The tyres of Formula One cars are, of course, very highly specialised.

They need rubber compounds, reinforcing cords and sidewall strengths and grip good enough to achieve (and cope with) top speeds well more than 300 kph, and go around corners so fast that drivers have to be highly trained athletes to cope with the bombardment of G forces involved. The tyres cope with such extraordinary speeds, forces and loads that they go from brand-new to finished in 60 kms, which they complete in less than 20 minutes.

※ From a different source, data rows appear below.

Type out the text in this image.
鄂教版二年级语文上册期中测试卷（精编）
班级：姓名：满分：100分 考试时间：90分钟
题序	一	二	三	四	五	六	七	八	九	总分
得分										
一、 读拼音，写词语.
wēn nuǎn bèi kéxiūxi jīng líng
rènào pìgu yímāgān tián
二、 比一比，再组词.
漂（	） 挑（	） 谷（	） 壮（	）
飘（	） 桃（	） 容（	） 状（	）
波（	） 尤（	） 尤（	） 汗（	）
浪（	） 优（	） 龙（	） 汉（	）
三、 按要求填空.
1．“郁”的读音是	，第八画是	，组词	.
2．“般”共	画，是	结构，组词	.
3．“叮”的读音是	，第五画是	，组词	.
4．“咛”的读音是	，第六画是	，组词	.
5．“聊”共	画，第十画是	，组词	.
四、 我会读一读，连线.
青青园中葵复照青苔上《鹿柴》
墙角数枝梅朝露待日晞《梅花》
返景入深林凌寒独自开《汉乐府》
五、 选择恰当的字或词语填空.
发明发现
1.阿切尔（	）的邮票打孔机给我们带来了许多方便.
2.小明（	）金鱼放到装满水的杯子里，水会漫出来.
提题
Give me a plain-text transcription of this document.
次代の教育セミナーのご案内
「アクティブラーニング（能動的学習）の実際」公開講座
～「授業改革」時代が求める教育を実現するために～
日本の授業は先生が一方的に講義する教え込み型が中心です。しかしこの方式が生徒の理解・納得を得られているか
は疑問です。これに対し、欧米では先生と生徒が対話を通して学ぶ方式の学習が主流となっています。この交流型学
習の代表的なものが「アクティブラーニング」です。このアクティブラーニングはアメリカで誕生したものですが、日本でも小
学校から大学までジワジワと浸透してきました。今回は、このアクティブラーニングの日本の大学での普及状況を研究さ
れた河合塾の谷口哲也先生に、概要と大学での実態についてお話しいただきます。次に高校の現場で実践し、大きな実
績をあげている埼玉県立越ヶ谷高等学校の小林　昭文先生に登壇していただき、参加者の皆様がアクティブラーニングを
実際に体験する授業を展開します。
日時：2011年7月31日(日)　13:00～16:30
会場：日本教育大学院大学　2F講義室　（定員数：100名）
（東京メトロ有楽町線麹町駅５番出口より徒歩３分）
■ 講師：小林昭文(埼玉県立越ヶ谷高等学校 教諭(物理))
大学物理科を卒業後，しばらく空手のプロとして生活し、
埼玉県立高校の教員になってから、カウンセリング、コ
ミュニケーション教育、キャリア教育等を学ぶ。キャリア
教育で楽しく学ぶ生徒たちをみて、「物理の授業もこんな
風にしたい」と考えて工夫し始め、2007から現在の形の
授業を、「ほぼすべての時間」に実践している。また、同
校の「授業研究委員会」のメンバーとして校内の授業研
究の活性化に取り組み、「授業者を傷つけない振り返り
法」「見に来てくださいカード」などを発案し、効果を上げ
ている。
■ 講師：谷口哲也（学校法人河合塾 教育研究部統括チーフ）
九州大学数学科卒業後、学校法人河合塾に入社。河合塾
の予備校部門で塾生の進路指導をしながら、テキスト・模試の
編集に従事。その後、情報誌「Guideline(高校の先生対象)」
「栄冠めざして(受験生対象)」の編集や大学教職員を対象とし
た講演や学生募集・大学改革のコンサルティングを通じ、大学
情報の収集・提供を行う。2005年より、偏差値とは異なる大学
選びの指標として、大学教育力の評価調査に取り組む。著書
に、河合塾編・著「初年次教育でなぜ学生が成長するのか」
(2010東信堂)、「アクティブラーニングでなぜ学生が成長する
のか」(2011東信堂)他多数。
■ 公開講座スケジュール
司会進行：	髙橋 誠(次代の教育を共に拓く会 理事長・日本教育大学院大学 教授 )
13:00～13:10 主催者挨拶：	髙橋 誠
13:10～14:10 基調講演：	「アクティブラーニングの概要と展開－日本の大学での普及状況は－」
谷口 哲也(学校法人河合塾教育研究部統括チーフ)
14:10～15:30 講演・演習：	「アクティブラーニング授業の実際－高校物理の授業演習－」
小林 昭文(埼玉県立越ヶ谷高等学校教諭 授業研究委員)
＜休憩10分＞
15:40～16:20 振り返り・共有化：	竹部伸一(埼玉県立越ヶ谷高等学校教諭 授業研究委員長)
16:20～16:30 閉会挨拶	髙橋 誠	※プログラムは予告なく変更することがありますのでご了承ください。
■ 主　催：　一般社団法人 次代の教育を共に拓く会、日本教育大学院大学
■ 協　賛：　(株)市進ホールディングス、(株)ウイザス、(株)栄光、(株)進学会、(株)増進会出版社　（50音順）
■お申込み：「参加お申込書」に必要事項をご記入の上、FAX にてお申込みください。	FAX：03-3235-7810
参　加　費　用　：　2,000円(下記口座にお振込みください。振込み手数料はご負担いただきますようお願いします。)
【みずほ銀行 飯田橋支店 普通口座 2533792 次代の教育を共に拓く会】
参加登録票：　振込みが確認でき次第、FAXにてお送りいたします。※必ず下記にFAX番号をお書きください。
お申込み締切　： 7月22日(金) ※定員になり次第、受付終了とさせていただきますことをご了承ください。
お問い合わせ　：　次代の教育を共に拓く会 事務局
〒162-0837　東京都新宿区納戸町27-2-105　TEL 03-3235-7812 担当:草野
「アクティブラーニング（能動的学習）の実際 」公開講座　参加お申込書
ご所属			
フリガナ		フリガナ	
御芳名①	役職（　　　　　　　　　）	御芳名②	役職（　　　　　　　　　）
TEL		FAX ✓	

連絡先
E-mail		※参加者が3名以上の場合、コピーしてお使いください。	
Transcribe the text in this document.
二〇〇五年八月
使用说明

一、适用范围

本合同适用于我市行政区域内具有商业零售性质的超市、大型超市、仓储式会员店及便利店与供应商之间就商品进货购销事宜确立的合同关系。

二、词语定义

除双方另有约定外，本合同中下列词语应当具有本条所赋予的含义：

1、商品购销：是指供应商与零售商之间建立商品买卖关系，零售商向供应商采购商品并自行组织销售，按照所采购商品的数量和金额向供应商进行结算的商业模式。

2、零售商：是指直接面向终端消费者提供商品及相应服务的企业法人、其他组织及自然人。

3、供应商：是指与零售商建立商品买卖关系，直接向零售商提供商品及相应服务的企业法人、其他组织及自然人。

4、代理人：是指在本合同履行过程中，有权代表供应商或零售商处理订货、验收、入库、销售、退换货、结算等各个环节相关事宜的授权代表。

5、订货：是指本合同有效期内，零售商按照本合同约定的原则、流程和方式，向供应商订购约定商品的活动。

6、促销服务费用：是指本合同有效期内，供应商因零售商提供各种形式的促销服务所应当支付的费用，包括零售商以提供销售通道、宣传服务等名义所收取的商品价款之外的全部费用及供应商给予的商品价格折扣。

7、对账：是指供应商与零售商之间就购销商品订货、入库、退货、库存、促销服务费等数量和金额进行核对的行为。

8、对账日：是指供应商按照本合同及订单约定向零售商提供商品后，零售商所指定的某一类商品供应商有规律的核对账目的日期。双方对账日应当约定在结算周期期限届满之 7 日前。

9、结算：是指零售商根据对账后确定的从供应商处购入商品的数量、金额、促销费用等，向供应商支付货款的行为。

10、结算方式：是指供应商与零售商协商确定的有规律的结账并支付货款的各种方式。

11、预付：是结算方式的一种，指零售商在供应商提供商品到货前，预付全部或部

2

You are right to qualify your assessment that slicks (no treads) are their fastest and grippiest tyres… on dry tarmac. This is true. But it is not the tyres that are fastest — it is the road surface, and slicks harness it best. But slicks would also be the slowest and most slippery… if the road got wet or transitioned to a loose surface.

In light rain, the road would be slower but intermediates with shallow treads would give the best (though slower) lap times, and in heavy rain, the road would be even slower and full wets with deep tread channels would set the best pace on it.

Certainly, Formula One tyres operate on a very different level—a “different world” – but the physical principles of what they can and can’t do and the most efficient materials and designs are the same. F1 competitive pressures and values focus obsessive effort and huge budgets on technical innovation, and the lessons learned inevitably inform and advance all tyre technology.

But here’s a point to ponder: Formula One cars – their engines, their drive trains, their bodywork, their aerodynamic downforces, their hybrid power boosters, their brakes and indeed their tyres are the technological pinnacle, when cornering at more than 200 kph.

But put them in conditions that a family car has to face and they would be almost undriveable.

Their engines would splutter and cough at low revs, their tyres and brakes would never get hot enough to work properly, their gearing would be disastrously mismatched, and without the speed to generate serious downforce, they would be quite unstable, even at lower speeds, when cornering.

On your specific point, slicks are the quickest and most grippy – but only when the road is firm and dry and only when they are being driven flat out, spun and scrubbed enough to generate temperatures that make their rubber compound almost melt; that makes them “sticky” as they say in F1-speak. At lower temperatures they are just…bald tyres.

F1 Intermediates are just half-worn-out treaded tyres. Full wets are the nearest to new “ordinary” tyres, but if they were used at full F1 power on dry tarmac they wouldn’t last 6 kms, never mind 60, and the car would likely spin off into the crash barriers even quicker than that.